# Dog treats for hikes



## PandaBear (Sep 6, 2009)

Me and Charlie today did 10 mile walk. I made sure to take his dog food with him and some treats, and of course water. Charlie absolutley refused to eat his kibble, he ate the treats but I only had 2 treats with me. So my question is do any of you guys know a good high calorie/energy treats for puppies/dogs? Prefably without beef flavor.


----------



## katielou (Apr 29, 2010)

Use real food!

Chicken pieces, hot dog.

Dogs will do anything for these things!


----------



## Kathyy (Jun 15, 2008)

Why does he need to eat? When I go backpacking I lose my appetite. Maybe he does too. That was a nice long hike you two got to take. Water, get the water down him! If you worry about that you could try taking some powder to mix with the water, there are special ones sold that serve as doggy 'Gatorade'.


----------



## Jod-dog (Mar 28, 2010)

Here is a recipe to make a treat like that:

Trail Mix Dog Cookies (that are for dogs OR people--so you can share)
Ingredients:

•1/3 cup olive oil
•1/4 cup packed brown sugar
•1/2 cup natural creamy peanut butter (you can also use chunky)
•1 banana, mashed
•1 egg white
•1 cup whole wheat flour
•1/8 cup milled flax seed
•1 tsp. cinnamon
•1 1/2 tsp baking powder
•1 3/4 cups rolled oats
•1/8 cup raw pumpkin seeds, chopped
•1/8 cup dry roasted almonds, chopped
•1/8 cup dry roasted pecans, chopped
•1/8 cup dry roasted peanuts, chopped
•1/8 cup dried cranberries, chopped
•1/8 cup dried pineapple, chopped
•1/8 cup dried banana chips, chopped
•1/8 cup carob chips (This is a dog safe alternative to chocolate.
You can find it in most health food stores and major specialty grocery stores.)



Instructions:

1.Preheat oven to 350° F
2.In a large bowl, vigorously whisk olive oil and brown sugar until smooth.
3.Stir in peanut butter and blend well.
4.Mix in banana and egg white.
5.Add flour, milled flax seed, cinnamon and baking powder and stir (preferable with a sturdy wooden spoon) until well combined.
6.Add oatmeal and stir until a dough forms.
7.Combine pumpkin seeds, almonds, pecans, peanuts, cranberries, pineapple, banana chips, and carob chips together in a small bowl.
8.Stir homemade trail mix into the batter.
9.Spray a sheet pan with cooking spray.
10.Scoop dough with a 1 inch cookie dropper.
11.Lightly roll ball in your hands and flatten into a cookie shape.
12.Bake for 8 minutes.
13.Cool completely on a wire rack.

Storing & Yield: These trail mix cookies will last for two weeks in the refrigerator. You can freeze them for up to four months. For more information on storing homemade dog treats be sure to review our tips and techniques.

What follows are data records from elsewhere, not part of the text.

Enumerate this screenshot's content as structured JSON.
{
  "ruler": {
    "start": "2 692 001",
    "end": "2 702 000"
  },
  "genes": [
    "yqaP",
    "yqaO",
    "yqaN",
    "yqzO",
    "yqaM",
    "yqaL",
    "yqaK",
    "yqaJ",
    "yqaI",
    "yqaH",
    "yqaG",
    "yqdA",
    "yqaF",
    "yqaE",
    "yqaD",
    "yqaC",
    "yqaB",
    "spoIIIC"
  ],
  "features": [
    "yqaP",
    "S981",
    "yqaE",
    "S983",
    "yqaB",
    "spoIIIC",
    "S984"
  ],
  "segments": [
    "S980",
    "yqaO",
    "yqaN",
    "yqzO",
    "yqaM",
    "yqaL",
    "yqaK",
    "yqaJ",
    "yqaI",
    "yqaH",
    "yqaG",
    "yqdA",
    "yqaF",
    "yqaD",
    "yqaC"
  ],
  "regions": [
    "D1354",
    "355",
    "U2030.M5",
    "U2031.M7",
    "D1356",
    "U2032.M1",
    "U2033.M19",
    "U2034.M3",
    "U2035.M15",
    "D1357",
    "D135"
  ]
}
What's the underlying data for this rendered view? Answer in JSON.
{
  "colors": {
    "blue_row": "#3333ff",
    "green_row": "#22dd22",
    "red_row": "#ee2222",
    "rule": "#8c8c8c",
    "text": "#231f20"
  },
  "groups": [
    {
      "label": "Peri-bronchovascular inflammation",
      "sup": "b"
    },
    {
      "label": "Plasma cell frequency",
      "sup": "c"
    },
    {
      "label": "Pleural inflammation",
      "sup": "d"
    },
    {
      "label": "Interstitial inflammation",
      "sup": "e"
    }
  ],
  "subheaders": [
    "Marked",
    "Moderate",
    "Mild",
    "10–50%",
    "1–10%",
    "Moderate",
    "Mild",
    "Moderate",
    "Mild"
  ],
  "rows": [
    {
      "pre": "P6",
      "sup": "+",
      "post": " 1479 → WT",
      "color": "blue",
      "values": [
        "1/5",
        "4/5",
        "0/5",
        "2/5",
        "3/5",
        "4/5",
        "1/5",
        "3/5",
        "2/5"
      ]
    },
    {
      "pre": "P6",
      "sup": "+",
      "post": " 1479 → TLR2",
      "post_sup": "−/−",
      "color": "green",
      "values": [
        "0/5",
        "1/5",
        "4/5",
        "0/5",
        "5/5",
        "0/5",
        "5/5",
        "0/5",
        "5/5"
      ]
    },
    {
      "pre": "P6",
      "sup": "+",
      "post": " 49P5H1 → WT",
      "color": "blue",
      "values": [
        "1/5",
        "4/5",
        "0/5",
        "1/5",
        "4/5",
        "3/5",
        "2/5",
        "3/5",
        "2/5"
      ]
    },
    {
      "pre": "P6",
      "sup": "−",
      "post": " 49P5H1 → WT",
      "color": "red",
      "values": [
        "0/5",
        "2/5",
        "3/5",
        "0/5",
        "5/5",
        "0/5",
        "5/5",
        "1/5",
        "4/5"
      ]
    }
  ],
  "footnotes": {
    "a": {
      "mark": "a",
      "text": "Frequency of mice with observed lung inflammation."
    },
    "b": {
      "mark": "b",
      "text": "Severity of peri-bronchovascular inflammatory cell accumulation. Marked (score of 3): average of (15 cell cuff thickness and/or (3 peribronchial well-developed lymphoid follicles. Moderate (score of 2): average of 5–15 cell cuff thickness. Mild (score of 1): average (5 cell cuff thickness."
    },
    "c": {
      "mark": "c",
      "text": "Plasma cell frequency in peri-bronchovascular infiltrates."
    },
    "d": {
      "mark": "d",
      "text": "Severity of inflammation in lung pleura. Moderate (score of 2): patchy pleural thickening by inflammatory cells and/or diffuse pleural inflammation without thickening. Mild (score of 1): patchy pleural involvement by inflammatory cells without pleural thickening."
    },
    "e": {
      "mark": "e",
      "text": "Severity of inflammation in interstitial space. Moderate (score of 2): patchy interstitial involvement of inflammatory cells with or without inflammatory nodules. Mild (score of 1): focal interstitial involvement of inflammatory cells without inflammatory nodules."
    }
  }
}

The yield depends on what size cookie dropper you use and how tightly you pack each cookie. You should be able to make 3 dozen dog cookies with a 1" scoop. 


This came from this website:
http://www.dogtreatkitchen.com/dog-cookies-recipes.html


----------



## PandaBear (Sep 6, 2009)

Thank You so much for the recipe!


----------



## Michiyo-Fir (Jul 25, 2009)

The one that has worked the best for me is Ziwipeak. Just their regular food, not the treats. It's balanced and VERY calorie dense. It's basically air dried, balanced meat. I haven't seen any dogs turn their noses up at it yet. Since my dog loses weight very quickly when she gets lots of exercise, for days that she gets a 5 mile walk, I give her about 1/2 cup of Ziwipeak.

Another thing you can try is Natural Balance's food rolls but these might spoil on a hike if you don't bring some frozen juice packs or something to keep it cool.

The only downside is that a 2 lb bag costs like $25...depending on how much you want to supplement, it might be too expensive.


----------



## chrisn6104 (Jun 8, 2009)

Food for a 10mi walk? 
A dog just needs water. 
If I do something long or strenuous that I feel the need to feed them I'll bring along jerky type treats. Something like chicken jerky form costco. Not the human kind but the dog treats.


----------



## angel_baby (Nov 18, 2008)

Diesel packs when we go hiking and normally I simply bring treats. He has no interest in eating when we go packing. I do take food when we go on overnight trips however. Water is essential. I have the palisades Dog pack which, has water bladders inside the pack to fill and take along. Love it. Lasts a while and works well.


----------